The cowboy interest in roping and horses gets extensive treatment. The author and has friend Tom Ellzey often work together, and the measure of their days is often taken in tallies of successful and unsuccessful attempts to rope usually uncooperative cattle. We also get to know their horses - Calipso, Happy, Casey, Popeye, Deuce - and the peculiar personality of each. After a season of practice together, the two men enter a rangeland team-roping contest, where they hope to find out how good they really are.
What comes across most strongly in the book is the physically punishing work of cowboying. Both men sustain injuries and have some near-fatal on-the-job accidents.

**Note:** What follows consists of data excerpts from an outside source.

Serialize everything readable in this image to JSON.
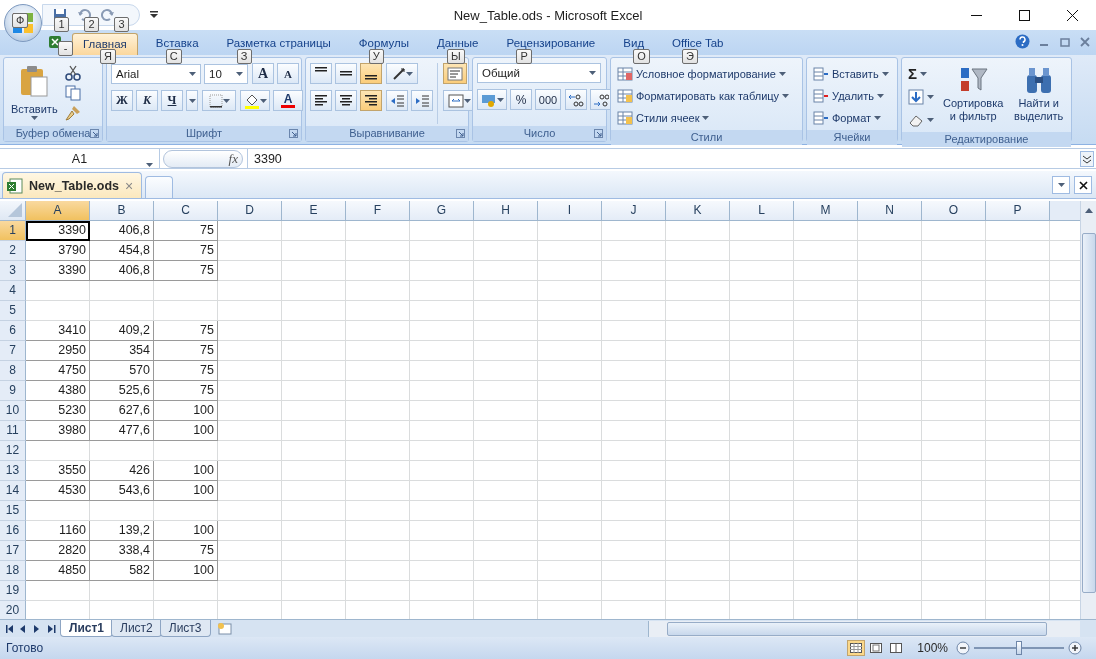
{
  "window": {
    "title": "New_Table.ods - Microsoft Excel",
    "office_button_keytip": "Ф",
    "quick_access_keytips": [
      "1",
      "2",
      "3"
    ],
    "file_icon_keytip": "-"
  },
  "tabs": [
    {
      "label": "Главная",
      "selected": true,
      "keytip": "Я"
    },
    {
      "label": "Вставка",
      "selected": false,
      "keytip": "С"
    },
    {
      "label": "Разметка страницы",
      "selected": false,
      "keytip": "З"
    },
    {
      "label": "Формулы",
      "selected": false,
      "keytip": "У"
    },
    {
      "label": "Данные",
      "selected": false,
      "keytip": "Ы"
    },
    {
      "label": "Рецензирование",
      "selected": false,
      "keytip": "Р"
    },
    {
      "label": "Вид",
      "selected": false,
      "keytip": "О"
    },
    {
      "label": "Office Tab",
      "selected": false,
      "keytip": "Э"
    }
  ],
  "ribbon": {
    "clipboard": {
      "title": "Буфер обмена",
      "paste": "Вставить"
    },
    "font": {
      "title": "Шрифт",
      "font_name": "Arial",
      "font_size": "10",
      "grow": "A",
      "shrink": "A",
      "bold": "Ж",
      "italic": "К",
      "underline": "Ч",
      "font_color": "A"
    },
    "alignment": {
      "title": "Выравнивание",
      "vertical": [
        {
          "kind": "top",
          "active": false
        },
        {
          "kind": "middle",
          "active": false
        },
        {
          "kind": "bottom",
          "active": true
        }
      ],
      "horizontal": [
        {
          "kind": "left",
          "active": false
        },
        {
          "kind": "center",
          "active": false
        },
        {
          "kind": "right",
          "active": true
        }
      ],
      "wrap_active": true
    },
    "number": {
      "title": "Число",
      "format": "Общий",
      "percent": "%",
      "thousands": "000"
    },
    "styles": {
      "title": "Стили",
      "items": [
        "Условное форматирование",
        "Форматировать как таблицу",
        "Стили ячеек"
      ]
    },
    "cells": {
      "title": "Ячейки",
      "items": [
        "Вставить",
        "Удалить",
        "Формат"
      ]
    },
    "editing": {
      "title": "Редактирование",
      "sum": "Σ",
      "sort": "Сортировка и фильтр",
      "find": "Найти и выделить"
    }
  },
  "formula_bar": {
    "name_box": "A1",
    "fx": "fx",
    "value": "3390"
  },
  "document_tab": {
    "label": "New_Table.ods",
    "close": "×"
  },
  "columns": [
    {
      "label": "A",
      "selected": true
    },
    {
      "label": "B",
      "selected": false
    },
    {
      "label": "C",
      "selected": false
    },
    {
      "label": "D",
      "selected": false
    },
    {
      "label": "E",
      "selected": false
    },
    {
      "label": "F",
      "selected": false
    },
    {
      "label": "G",
      "selected": false
    },
    {
      "label": "H",
      "selected": false
    },
    {
      "label": "I",
      "selected": false
    },
    {
      "label": "J",
      "selected": false
    },
    {
      "label": "K",
      "selected": false
    },
    {
      "label": "L",
      "selected": false
    },
    {
      "label": "M",
      "selected": false
    },
    {
      "label": "N",
      "selected": false
    },
    {
      "label": "O",
      "selected": false
    },
    {
      "label": "P",
      "selected": false
    }
  ],
  "rows": [
    {
      "label": "1",
      "selected": true,
      "cells": [
        "3390",
        "406,8",
        "75"
      ]
    },
    {
      "label": "2",
      "selected": false,
      "cells": [
        "3790",
        "454,8",
        "75"
      ]
    },
    {
      "label": "3",
      "selected": false,
      "cells": [
        "3390",
        "406,8",
        "75"
      ]
    },
    {
      "label": "4",
      "selected": false,
      "cells": []
    },
    {
      "label": "5",
      "selected": false,
      "cells": []
    },
    {
      "label": "6",
      "selected": false,
      "cells": [
        "3410",
        "409,2",
        "75"
      ]
    },
    {
      "label": "7",
      "selected": false,
      "cells": [
        "2950",
        "354",
        "75"
      ]
    },
    {
      "label": "8",
      "selected": false,
      "cells": [
        "4750",
        "570",
        "75"
      ]
    },
    {
      "label": "9",
      "selected": false,
      "cells": [
        "4380",
        "525,6",
        "75"
      ]
    },
    {
      "label": "10",
      "selected": false,
      "cells": [
        "5230",
        "627,6",
        "100"
      ]
    },
    {
      "label": "11",
      "selected": false,
      "cells": [
        "3980",
        "477,6",
        "100"
      ]
    },
    {
      "label": "12",
      "selected": false,
      "cells": []
    },
    {
      "label": "13",
      "selected": false,
      "cells": [
        "3550",
        "426",
        "100"
      ]
    },
    {
      "label": "14",
      "selected": false,
      "cells": [
        "4530",
        "543,6",
        "100"
      ]
    },
    {
      "label": "15",
      "selected": false,
      "cells": []
    },
    {
      "label": "16",
      "selected": false,
      "cells": [
        "1160",
        "139,2",
        "100"
      ]
    },
    {
      "label": "17",
      "selected": false,
      "cells": [
        "2820",
        "338,4",
        "75"
      ]
    },
    {
      "label": "18",
      "selected": false,
      "cells": [
        "4850",
        "582",
        "100"
      ]
    },
    {
      "label": "19",
      "selected": false,
      "cells": []
    },
    {
      "label": "20",
      "selected": false,
      "cells": []
    }
  ],
  "sheet_tabs": [
    {
      "label": "Лист1",
      "selected": true
    },
    {
      "label": "Лист2",
      "selected": false
    },
    {
      "label": "Лист3",
      "selected": false
    }
  ],
  "status_bar": {
    "status": "Готово",
    "zoom": "100%",
    "zoom_slider": {
      "level": 0.5
    },
    "views": [
      {
        "kind": "normal",
        "selected": true
      },
      {
        "kind": "layout",
        "selected": false
      },
      {
        "kind": "pagebreak",
        "selected": false
      }
    ]
  }
}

In one instance, the author's frightened horse gets her rider and herself tangled in electric fence wire. Meanwhile, the ranch teeters at the edge of financial failure as cattle prices drop and interest rates soar up to 20%. (In one brief reminder of the world beyond the ranch, Erickson makes note of the American hostages in Iran.)
Not originally written for publication, the book stands up well as a description of real cowboying. It's a rare day when the weather is tolerable and things go smoothly. A reader can wonder why anyone does this work at all, let alone account for the romantic hold it has on the imagination of people who get no closer to cattle than the hamburger they order in the drive-thru. But the pride taken in work done well and difficulties overcome - plus the satisfaction of a well-thrown rope - seems to make up for the rest. This book demonstrates that well. There are also numerous photographs by the author's wife Kris.
Other recommended reading: Linda Hasselstrom's day-by-day journal of ranching in South Dakota, "Windbreak" and Montana rancher Dan Aadland's "Sketches of the Ranch."